The syntax for that is:  

`array[::x]`  
where x is the jump value. So if x = 2, it will go from 0 to the last value and jumps 2 numbers. 

In [25]:
array_tobe_sliced[::3]  # slicing from Start to End with a jump of 3

array([   0, -999,    6,    9,   12,   15,   18,   21,   24,   27,   30,
         33,   36,   39,   42,   45,   48,   51,   54,   57,   60,   63,
         66,   69,   72,   75,   78,   81,   84,   87,   90,   93,   96,
         99])

So we sliced from the start (0) to the end (99) and jumped 3 indexes every time.

#### from End to start with jumps:

This is almost the same syntax as the previous one:  

`array[::-x]`  
The -x indicates to numpy that it should start at the end and go backward down to the beginning. 

In [26]:
array_tobe_sliced[::-3]  # slicing from the end (99) down to 0 with jumps of 3

array([  99,   96,   93,   90,   87,   84,   81,   78,   75,   72,   69,
         66,   63,   60,   57,   54,   51,   48,   45,   42,   39,   36,
         33,   30,   27,   24,   21,   18,   15,   12,    9,    6, -999,
          0])

So if instead of -3 we use -1 we will get every entry in a reverse order.  
This is a way to reverse an array.

In [27]:
val_index_tofind = -999

for each_entry in array_tobe_sliced:
    is_it_1 = int(val_index_tofind) / array_tobe_sliced[each_entry]
    if is_it_1 == 1:
        print(f"the index of the value -999 is {array_tobe_sliced[each_entry]}")
        break

  is_it_1 = int(val_index_tofind) / array_tobe_sliced[each_entry]
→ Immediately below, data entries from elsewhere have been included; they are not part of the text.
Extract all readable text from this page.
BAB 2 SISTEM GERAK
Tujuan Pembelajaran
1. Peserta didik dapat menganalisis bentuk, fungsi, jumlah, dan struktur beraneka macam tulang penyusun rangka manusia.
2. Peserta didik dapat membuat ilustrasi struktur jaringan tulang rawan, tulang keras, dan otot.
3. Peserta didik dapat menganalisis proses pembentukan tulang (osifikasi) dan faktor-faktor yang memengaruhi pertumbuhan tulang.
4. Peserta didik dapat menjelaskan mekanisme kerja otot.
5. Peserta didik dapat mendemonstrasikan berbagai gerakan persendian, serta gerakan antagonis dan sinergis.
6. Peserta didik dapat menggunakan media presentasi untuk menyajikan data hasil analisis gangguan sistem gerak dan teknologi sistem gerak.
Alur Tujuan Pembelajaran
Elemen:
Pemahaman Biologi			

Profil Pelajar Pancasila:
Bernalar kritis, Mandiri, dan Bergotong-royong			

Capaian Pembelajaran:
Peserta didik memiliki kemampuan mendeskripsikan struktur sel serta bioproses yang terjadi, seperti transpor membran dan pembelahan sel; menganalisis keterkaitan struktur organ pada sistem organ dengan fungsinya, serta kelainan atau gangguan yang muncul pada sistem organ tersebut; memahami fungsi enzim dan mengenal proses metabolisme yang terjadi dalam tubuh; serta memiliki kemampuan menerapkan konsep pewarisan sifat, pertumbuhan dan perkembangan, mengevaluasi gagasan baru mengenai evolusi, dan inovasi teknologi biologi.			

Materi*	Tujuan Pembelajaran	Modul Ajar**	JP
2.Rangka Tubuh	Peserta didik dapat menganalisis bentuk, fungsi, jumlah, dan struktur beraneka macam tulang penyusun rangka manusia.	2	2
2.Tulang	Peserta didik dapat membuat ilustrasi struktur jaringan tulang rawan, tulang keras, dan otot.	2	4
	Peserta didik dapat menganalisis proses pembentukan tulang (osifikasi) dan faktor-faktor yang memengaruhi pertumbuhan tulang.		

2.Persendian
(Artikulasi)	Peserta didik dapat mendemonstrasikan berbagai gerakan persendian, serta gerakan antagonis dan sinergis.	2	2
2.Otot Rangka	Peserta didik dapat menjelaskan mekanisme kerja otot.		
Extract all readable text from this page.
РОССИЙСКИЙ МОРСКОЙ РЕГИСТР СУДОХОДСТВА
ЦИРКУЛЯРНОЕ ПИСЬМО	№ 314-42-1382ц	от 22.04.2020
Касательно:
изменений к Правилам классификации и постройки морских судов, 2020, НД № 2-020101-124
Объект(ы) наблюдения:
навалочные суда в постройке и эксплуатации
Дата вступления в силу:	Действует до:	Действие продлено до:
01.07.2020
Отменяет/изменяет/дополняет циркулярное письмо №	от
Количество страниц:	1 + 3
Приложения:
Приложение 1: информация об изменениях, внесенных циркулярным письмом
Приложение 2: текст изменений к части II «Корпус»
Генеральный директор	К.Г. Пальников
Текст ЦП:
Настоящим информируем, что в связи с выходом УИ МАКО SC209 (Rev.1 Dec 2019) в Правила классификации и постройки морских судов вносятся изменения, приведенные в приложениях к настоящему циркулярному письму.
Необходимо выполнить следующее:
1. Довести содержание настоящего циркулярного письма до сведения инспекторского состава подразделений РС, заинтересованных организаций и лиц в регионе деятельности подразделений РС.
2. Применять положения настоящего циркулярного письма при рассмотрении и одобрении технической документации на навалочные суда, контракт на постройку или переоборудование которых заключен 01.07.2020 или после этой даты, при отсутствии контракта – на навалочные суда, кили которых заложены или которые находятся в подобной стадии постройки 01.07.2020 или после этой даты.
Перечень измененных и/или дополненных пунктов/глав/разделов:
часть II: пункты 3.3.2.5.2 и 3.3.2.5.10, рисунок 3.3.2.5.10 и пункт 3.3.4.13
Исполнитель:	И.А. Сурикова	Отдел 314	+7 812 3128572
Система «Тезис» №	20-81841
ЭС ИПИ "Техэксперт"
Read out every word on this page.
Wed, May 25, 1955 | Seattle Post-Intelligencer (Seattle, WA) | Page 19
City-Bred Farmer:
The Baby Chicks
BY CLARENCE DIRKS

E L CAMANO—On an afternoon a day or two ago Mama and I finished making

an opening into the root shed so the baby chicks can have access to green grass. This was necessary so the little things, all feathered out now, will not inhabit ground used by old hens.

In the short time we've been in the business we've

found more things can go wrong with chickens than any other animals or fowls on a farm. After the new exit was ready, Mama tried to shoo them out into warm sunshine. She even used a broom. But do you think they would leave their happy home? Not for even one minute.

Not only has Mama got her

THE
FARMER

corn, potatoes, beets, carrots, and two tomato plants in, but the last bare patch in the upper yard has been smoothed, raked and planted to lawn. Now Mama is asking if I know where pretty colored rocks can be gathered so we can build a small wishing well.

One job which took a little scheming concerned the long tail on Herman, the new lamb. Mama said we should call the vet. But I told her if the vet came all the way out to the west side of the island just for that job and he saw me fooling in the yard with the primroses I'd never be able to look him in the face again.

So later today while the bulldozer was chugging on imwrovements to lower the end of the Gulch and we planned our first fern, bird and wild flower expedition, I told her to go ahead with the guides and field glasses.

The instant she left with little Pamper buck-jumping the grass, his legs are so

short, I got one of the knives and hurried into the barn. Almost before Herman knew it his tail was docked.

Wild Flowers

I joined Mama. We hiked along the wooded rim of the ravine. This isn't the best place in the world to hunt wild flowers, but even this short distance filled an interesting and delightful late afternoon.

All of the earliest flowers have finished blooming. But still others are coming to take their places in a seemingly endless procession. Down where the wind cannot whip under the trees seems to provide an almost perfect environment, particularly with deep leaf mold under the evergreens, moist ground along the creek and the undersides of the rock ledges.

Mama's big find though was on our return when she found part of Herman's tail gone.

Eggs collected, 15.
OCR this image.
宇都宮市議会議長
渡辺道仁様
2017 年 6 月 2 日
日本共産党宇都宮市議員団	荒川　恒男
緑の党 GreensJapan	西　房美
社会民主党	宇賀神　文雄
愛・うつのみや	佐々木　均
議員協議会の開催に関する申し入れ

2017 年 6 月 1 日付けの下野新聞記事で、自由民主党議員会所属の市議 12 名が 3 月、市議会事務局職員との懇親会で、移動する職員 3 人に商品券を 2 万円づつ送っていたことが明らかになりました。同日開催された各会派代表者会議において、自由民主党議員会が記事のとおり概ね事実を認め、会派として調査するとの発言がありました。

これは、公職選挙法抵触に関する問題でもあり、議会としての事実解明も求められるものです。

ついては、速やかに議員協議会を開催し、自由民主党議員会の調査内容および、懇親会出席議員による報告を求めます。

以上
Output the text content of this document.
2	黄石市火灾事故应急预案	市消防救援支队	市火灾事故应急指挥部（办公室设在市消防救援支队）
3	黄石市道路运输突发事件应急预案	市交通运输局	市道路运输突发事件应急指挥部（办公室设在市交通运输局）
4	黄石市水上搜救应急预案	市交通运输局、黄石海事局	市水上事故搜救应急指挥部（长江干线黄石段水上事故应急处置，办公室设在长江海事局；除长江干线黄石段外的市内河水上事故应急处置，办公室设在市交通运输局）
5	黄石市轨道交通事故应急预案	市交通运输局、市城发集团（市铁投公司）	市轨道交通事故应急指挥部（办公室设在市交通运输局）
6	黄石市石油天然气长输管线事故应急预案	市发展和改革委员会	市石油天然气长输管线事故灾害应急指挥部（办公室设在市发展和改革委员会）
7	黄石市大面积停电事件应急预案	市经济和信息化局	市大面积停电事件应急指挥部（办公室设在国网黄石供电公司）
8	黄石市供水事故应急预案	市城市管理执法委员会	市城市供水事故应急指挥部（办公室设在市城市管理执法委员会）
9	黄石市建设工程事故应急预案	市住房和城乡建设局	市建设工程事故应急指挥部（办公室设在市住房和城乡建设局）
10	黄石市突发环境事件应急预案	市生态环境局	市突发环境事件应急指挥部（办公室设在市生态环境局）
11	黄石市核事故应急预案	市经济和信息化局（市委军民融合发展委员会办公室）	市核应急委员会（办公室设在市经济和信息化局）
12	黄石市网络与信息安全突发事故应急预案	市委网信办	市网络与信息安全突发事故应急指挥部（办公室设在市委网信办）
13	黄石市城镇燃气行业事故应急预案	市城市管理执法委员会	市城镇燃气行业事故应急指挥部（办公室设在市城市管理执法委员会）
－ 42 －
IndexError: index -999 is out of bounds for axis 0 with size 100

## Extracting information from Matrice:

***
***


### Accessing rows:  

***


To return a whole row from a matrice the syntax is:  

`array[row_index,:]`
Where `row_index` is the index of the row one wants to get returned. 

>REMEMBER that the **first index is always 0**, so the first row is indexed at value 0.  

This will give this example:

In [28]:
array_a = np.round(10*np.random.rand(5, 4))  # the .round is rounding the values to an integer value (no float), and we get a 5 rows 4 col matric
array_a

array([[ 4.,  4.,  1.,  3.],
       [ 3.,  0.,  7., 10.],
       [ 4.,  0.,  4.,  8.],
       [ 5.,  1.,  4.,  7.],
       [ 3.,  9.,  5.,  7.]])

In [29]:
array_a[0,:]

array([4., 4., 1., 3.])

So the 0 in `[0,:]` references the 1st row and the ":" tells numpy to return the whole row. 

### Accessing Columns:  

***


Now to access columns one just needs to invert the values. So instead of:  
`array_a[0,:]` for the whole 1st row  

we write:  
`array_a[:,0]` to get the whole 1st column

In [30]:
array_a[:,0]

array([4., 3., 4., 5., 3.])

#### Accessing both:

So now that we know that the syntax structure reference the row for the first argument value and the column for the 2nd one,  
we can follow that structure to access any slice of any of row or column. 

In [31]:
array_a[1, 2:4]  # returning from the 2nd row, columns 3 & 4

array([ 7., 10.])

In [32]:
array_a[0:2, 1:4]  # returning from rows 1 to 2 the columns 2 to 4

array([[ 4.,  1.,  3.],
       [ 0.,  7., 10.]])

### .argwhere() to find the index of a value:  

***


When we want to find the index of a value sometimes looking at the matrice itself is tedious, especially if it is a big matrice with tens of rows and col.  

In this case the `np.argwhere()` method will return the index of any given entry's value:

Let's try it with the value -999 in the matrice array_tobe_sliced, which I will rename to save some time:

In [33]:
atbs = array_tobe_sliced
atbs

array([   0,    1,    2, -999,    4,    5,    6,    7,    8,    9,   10,
         11,   12,   13,   14,   15,   16,   17,   18,   19,   20,   21,
         22,   23,   24,   25,   26,   27,   28,   29,   30,   31,   32,
         33,   34,   35,   36,   37,   38,   39,   40,   41,   42,   43,
         44,   45,   46,   47,   48,   49,   50,   51,   52,   53,   54,
         55,   56,   57,   58,   59,   60,   61,   62,   63,   64,   65,
         66,   67,   68,   69,   70,   71,   72,   73,   74,   75,   76,
         77,   78,   79,   80,   81,   82,   83,   84,   85,   86,   87,
         88,   89,   90,   91,   92,   93,   94,   95,   96,   97,   98,
         99])

Now we can use the method:

In [35]:
index_of_minus999 = np.argwhere(atbs==-999)[0][0]
index_of_minus999

3

The variable now holds the index value of -999, which is 3.